Publié le Samedi 02 mai 2026

Nombre de lectures: 115

RDC : que risquent ceux qui collaborent avec Joseph Kabila selon les USA ?

Dans une publication sur son compte X le 1er mai 2026, le républicain américain Von Batten, CEO d’un cabinet de conseil et lobbying basé à Washington DC, a rappelé la portée des sanctions américaines visant l’ancien président congolais Joseph Kabila. Selon lui, ces mesures « ne sont pas symboliques » et exposent toute entité qui coopérerait avec lui à des conséquences financières et juridiques majeures.

‎Von Batten souligne que ces sanctions entraînent « des conséquences réelles et mondiales » pour tout gouvernement, entreprise ou individu qui choisirait d’entretenir des relations avec Joseph Kabila. Les risques cités sont concrets : perte d’accès au système financier international, blocage des transactions, sanctions secondaires, gel des avoirs, ainsi que des « dommages financiers et de réputation durables ».

‎Le champ d’application qu’il décrit est large. Il concerne « tout gouvernement, personnalité politique ou institution », y compris « tout gouvernement en RDC et dans le monde entier, qui apporte son aide, collabore avec Kabila, le protège ou facilite ses activités ». Dans ce cadre, « aucune personne ou entreprise américaine ne sera autorisée à entretenir des relations avec lui ».

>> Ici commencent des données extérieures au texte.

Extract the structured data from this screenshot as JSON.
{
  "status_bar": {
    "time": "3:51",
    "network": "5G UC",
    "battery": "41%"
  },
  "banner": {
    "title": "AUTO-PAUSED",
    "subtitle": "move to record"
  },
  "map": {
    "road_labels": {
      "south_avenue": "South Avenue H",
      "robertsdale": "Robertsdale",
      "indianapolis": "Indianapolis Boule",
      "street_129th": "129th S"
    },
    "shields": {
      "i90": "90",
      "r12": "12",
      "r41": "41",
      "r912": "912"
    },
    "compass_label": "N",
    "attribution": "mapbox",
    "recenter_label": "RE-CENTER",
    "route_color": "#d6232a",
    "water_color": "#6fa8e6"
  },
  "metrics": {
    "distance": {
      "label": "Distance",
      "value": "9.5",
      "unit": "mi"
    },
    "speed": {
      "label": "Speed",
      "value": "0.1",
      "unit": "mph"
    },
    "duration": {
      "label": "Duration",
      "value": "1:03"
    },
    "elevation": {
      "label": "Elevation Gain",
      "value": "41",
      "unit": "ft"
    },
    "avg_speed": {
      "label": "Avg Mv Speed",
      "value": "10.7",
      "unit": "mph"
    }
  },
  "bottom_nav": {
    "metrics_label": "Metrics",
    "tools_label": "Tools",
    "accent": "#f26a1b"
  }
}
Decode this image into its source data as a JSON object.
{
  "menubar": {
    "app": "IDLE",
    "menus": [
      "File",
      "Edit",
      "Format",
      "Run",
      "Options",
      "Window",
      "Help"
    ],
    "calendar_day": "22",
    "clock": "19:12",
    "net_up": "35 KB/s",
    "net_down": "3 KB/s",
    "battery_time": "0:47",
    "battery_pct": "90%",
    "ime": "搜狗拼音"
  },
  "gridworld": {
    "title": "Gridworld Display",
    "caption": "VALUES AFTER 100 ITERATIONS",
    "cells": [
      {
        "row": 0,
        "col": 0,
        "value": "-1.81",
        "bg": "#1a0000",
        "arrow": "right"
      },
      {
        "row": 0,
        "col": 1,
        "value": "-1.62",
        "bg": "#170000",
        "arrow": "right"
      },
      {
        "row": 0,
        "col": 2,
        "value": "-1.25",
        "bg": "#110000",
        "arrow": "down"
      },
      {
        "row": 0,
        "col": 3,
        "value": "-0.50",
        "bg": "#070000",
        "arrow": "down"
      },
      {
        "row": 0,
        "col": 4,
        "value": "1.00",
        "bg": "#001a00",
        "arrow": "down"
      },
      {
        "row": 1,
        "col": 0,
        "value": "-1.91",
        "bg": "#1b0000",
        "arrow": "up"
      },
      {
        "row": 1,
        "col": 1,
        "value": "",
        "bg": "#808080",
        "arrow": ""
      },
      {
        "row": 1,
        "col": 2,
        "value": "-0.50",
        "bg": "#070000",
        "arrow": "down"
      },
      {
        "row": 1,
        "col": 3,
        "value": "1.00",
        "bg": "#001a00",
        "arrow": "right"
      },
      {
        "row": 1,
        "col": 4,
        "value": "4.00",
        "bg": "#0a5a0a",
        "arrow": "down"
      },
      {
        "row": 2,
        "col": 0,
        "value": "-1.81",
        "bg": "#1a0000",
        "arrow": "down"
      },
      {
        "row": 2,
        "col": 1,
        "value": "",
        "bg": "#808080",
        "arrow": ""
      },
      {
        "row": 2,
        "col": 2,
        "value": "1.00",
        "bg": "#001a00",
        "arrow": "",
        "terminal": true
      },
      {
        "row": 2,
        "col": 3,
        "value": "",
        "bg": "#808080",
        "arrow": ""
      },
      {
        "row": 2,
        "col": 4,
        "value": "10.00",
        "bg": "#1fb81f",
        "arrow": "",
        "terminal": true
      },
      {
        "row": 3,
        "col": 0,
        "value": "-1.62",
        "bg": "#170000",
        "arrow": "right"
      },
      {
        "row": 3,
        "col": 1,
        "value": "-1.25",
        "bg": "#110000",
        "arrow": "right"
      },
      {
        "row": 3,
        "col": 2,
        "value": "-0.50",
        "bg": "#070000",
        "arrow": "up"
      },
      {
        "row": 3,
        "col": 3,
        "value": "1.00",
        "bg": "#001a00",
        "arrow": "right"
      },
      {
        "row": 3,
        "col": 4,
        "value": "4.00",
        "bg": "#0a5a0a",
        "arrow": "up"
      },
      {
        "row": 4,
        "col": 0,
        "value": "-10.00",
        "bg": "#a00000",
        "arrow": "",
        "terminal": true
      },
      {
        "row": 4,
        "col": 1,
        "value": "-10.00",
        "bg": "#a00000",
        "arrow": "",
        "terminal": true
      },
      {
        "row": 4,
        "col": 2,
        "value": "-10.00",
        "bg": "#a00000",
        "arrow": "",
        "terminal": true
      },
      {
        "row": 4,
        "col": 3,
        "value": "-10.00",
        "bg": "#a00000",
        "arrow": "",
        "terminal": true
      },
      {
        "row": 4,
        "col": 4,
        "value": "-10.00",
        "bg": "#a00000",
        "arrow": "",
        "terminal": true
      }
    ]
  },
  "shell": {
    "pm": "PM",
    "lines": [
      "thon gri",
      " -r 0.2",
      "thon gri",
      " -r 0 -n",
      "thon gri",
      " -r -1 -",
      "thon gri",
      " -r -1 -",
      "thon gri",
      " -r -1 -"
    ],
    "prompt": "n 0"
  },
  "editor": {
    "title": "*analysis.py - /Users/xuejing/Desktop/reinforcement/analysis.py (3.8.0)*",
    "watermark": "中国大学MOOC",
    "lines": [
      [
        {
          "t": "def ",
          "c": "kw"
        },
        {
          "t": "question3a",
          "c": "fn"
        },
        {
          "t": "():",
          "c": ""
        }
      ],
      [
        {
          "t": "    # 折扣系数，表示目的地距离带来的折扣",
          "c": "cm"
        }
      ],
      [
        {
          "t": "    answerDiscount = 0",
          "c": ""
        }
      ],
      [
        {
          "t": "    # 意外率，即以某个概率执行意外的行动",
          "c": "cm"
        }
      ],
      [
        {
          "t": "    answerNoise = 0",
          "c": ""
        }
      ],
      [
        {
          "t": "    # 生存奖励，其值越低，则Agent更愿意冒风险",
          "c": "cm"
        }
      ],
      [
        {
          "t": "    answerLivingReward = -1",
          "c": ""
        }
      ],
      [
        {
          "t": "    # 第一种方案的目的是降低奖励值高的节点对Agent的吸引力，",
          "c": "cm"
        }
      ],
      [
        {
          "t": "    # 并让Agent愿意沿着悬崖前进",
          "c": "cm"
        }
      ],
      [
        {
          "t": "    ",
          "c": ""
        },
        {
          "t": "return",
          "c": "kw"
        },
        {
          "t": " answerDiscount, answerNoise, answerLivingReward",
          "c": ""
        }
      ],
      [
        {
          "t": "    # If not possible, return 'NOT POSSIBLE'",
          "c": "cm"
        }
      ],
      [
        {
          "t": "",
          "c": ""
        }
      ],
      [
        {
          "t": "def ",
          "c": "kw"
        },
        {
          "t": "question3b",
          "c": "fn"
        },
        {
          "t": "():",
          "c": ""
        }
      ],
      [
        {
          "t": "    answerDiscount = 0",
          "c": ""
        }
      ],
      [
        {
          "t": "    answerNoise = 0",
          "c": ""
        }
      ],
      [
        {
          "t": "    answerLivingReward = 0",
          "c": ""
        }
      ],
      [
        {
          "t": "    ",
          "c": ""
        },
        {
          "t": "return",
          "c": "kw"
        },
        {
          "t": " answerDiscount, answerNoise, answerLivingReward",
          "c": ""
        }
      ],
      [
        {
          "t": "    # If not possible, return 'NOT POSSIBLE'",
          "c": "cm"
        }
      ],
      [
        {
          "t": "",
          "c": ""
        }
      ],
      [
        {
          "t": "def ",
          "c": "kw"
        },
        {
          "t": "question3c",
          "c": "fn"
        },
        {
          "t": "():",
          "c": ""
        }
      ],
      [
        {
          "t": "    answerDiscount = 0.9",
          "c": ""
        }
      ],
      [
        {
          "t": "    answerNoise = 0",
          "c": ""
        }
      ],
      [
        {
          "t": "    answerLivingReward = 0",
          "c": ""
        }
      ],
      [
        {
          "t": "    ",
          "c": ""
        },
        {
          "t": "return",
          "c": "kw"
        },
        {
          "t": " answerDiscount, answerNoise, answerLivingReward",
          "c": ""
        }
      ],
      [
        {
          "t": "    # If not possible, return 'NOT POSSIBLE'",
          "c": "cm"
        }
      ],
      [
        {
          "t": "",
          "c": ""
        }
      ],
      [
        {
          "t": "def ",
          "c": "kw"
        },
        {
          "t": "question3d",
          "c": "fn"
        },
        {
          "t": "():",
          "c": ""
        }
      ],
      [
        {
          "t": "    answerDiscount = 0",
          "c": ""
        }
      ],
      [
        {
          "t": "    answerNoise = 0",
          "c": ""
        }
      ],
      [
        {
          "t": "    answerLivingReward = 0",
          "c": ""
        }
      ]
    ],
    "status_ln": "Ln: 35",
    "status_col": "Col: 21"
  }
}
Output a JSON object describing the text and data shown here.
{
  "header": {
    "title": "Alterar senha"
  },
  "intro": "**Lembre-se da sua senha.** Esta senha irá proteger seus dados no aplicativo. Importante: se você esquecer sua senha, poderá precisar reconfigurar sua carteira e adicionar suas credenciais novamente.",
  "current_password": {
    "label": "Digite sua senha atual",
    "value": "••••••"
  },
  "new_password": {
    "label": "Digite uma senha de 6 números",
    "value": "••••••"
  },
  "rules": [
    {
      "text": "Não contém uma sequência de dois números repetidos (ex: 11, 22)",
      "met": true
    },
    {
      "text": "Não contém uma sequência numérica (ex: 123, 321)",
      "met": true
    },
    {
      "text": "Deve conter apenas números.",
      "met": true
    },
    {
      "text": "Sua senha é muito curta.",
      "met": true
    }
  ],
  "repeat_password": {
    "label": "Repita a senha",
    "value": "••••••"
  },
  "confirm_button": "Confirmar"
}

‎Le patron du cabinet Von Batten insiste sur l’absence de marge de manœuvre. « Il n’y a aucune solution de contournement », écrit-il. Les pratiques consistant à passer par des intermédiaires, l’immobilier ou des circuits informels sont « bien connues, surveillées et sanctionnées ».

‎Il oppose clairement l’approche actuelle à celle de la précédente administration. « Il ne s’agit pas d’une zone grise, mais d’une obligation de conformité stricte, et Donald Trump n’est pas Joe Biden. Soit vous respectez le cadre des sanctions, soit vous en assumez les conséquences », précise-t-il dans sa publication du 1er mai.

‎Le 30 avril 2026, l’Office of Foreign Assets Control (OFAC) du Département du Trésor des États-Unis a officiellement imposé des sanctions à Joseph Kabange Kabila. Il est accusé d’avoir « soutenu le Mouvement du 23 mars (M23) et l’Alliance Fleuve Congo (AFC) », groupes armés qui « alimentent l’instabilité politique et le conflit violent dans l’est de la RDC ». Le Trésor indique que Kabila a fourni un soutien financier à l’AFC pour influencer la situation politique dans l’est du pays et encouragé des militaires à déserter.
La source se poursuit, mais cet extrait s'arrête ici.